Review of the French film Bye, bye, crétins

GOODBYE, GOODBYE, idiots ★★★ ½
H, 87 minutes

French writer-director Albert Dupontel and Briton Terry Gilliam, who appears briefly in Dupontel’s Goodbye, goodbye, morons, are brothers in political pessimism.

Both show signs of believing in an imminent future where the bureaucracy has gone mad in its willingness to sacrifice individual rights to the false god of organizational efficiency.

Virginie Efira plays a hairdresser who has just learned that she is about to die.

Gilliam laid it all out in Brazil (1985), his absurd take on a society’s efforts to get its citizens to follow the line and it is clear that Dupontel took the lessons of the film to heart. You could read Goodbye, goodbye, morons like an update, sharing the same anarchic spirit and the same sense of ridicule.

It also demonstrates a healthy respect for the power of coincidence. When we first meet them, Suze Trappet (Virginie Efira) and Jean-Baptiste Cuchas – played by Dupontel – are unlikely allies. She is a hairdresser who has just received the sad news that she is about to die from an autoimmune disease contracted by the sprays she uses in her work. He is a civil servant who was brutally fired despite his technological genius because the boss wants to be surrounded by fresher faces. As a final insult, he will have to train those tyros before leaving.
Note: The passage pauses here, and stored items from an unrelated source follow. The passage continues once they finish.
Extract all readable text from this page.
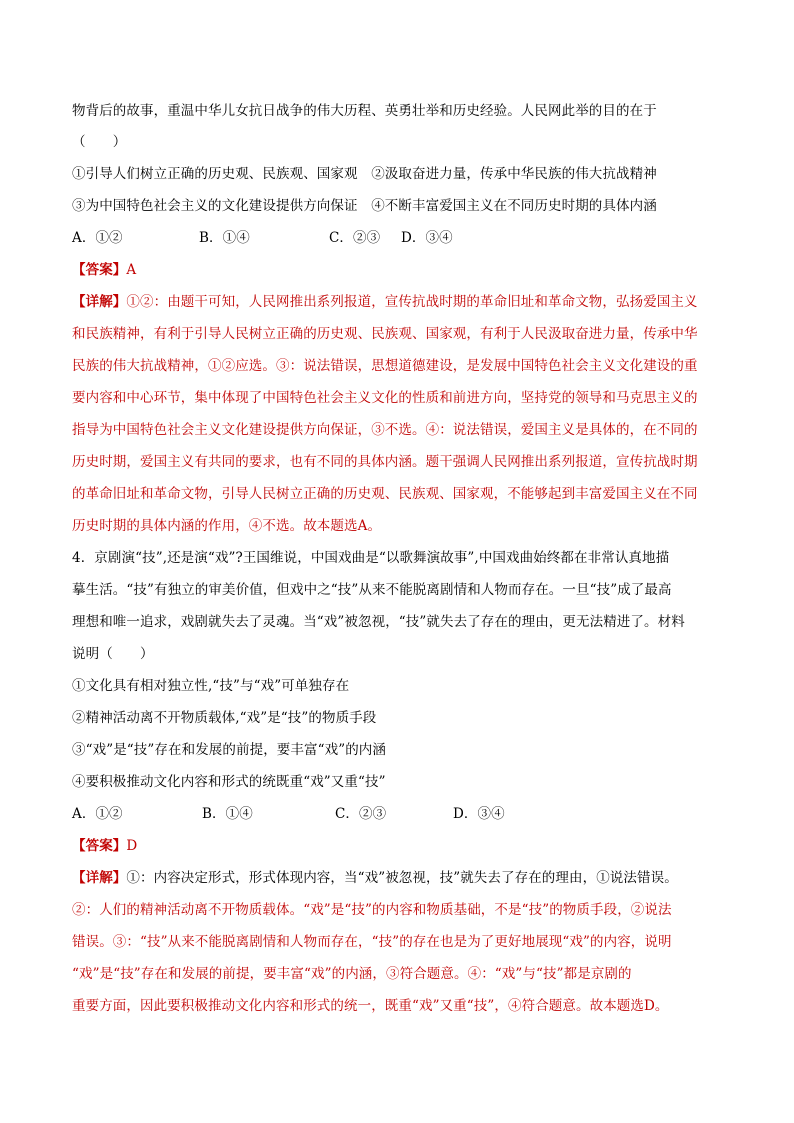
物背后的故事，重温中华儿女抗日战争的伟大历程、英勇壮举和历史经验。人民网此举的目的在于
（　　）
①引导人们树立正确的历史观、民族观、国家观　②汲取奋进力量，传承中华民族的伟大抗战精神
③为中国特色社会主义的文化建设提供方向保证　④不断丰富爱国主义在不同历史时期的具体内涵
A．①②	B．①④	C．②③ D．③④
【答案】A
【详解】①②：由题干可知，人民网推出系列报道，宣传抗战时期的革命旧址和革命文物，弘扬爱国主义
和民族精神，有利于引导人民树立正确的历史观、民族观、国家观，有利于人民汲取奋进力量，传承中华
民族的伟大抗战精神，①②应选。③：说法错误，思想道德建设，是发展中国特色社会主义文化建设的重
要内容和中心环节，集中体现了中国特色社会主义文化的性质和前进方向，坚持党的领导和马克思主义的
指导为中国特色社会主义文化建设提供方向保证，③不选。④：说法错误，爱国主义是具体的，在不同的
历史时期，爱国主义有共同的要求，也有不同的具体内涵。题干强调人民网推出系列报道，宣传抗战时期
的革命旧址和革命文物，引导人民树立正确的历史观、民族观、国家观，不能够起到丰富爱国主义在不同
历史时期的具体内涵的作用，④不选。故本题选A。
4．京剧演“技”,还是演“戏”?王国维说，中国戏曲是“以歌舞演故事”,中国戏曲始终都在非常认真地描
摹生活。“技”有独立的审美价值，但戏中之“技”从来不能脱离剧情和人物而存在。一旦“技”成了最高
理想和唯一追求，戏剧就失去了灵魂。当“戏”被忽视，“技”就失去了存在的理由，更无法精进了。材料
说明（　　）
①文化具有相对独立性,“技”与“戏”可单独存在
②精神活动离不开物质载体,“戏”是“技”的物质手段
③“戏”是“技”存在和发展的前提，要丰富“戏”的内涵
④要积极推动文化内容和形式的统既重“戏”又重“技”
A．①②	B．①④	C．②③	D．③④
【答案】D
【详解】①：内容决定形式，形式体现内容，当“戏”被忽视，技”就失去了存在的理由，①说法错误。
②：人们的精神活动离不开物质载体。“戏”是“技”的内容和物质基础，不是“技”的物质手段，②说法
错误。③：“技”从来不能脱离剧情和人物而存在，“技”的存在也是为了更好地展现“戏”的内容，说明
“戏”是“技”存在和发展的前提，要丰富“戏”的内涵，③符合题意。④：“戏”与“技”都是京剧的
重要方面，因此要积极推动文化内容和形式的统一，既重“戏”又重“技”，④符合题意。故本题选D。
It’s too much. He decides to kill himself, but his gun skills don’t match his computer skills and he survives by accidentally shooting at the desk.

He is now on the run and just at the right time, his wanderings lead him to Suze, who has embarked on a quest. She is looking for the child she was forced to abandon for adoption at the age of 15 and John the Baptist’s ability to find the key to any public archive portal is going to be of great help.

Dupontel fashioned the adventures that follow into a wacky comedy for the digital age, except that Hollywood Screwball existed in a black and white world filled with light, as if it had been conceived by an optimist. On the other hand, Dupontel, like Gilliam, favors the sharp gloom that permeates film noir.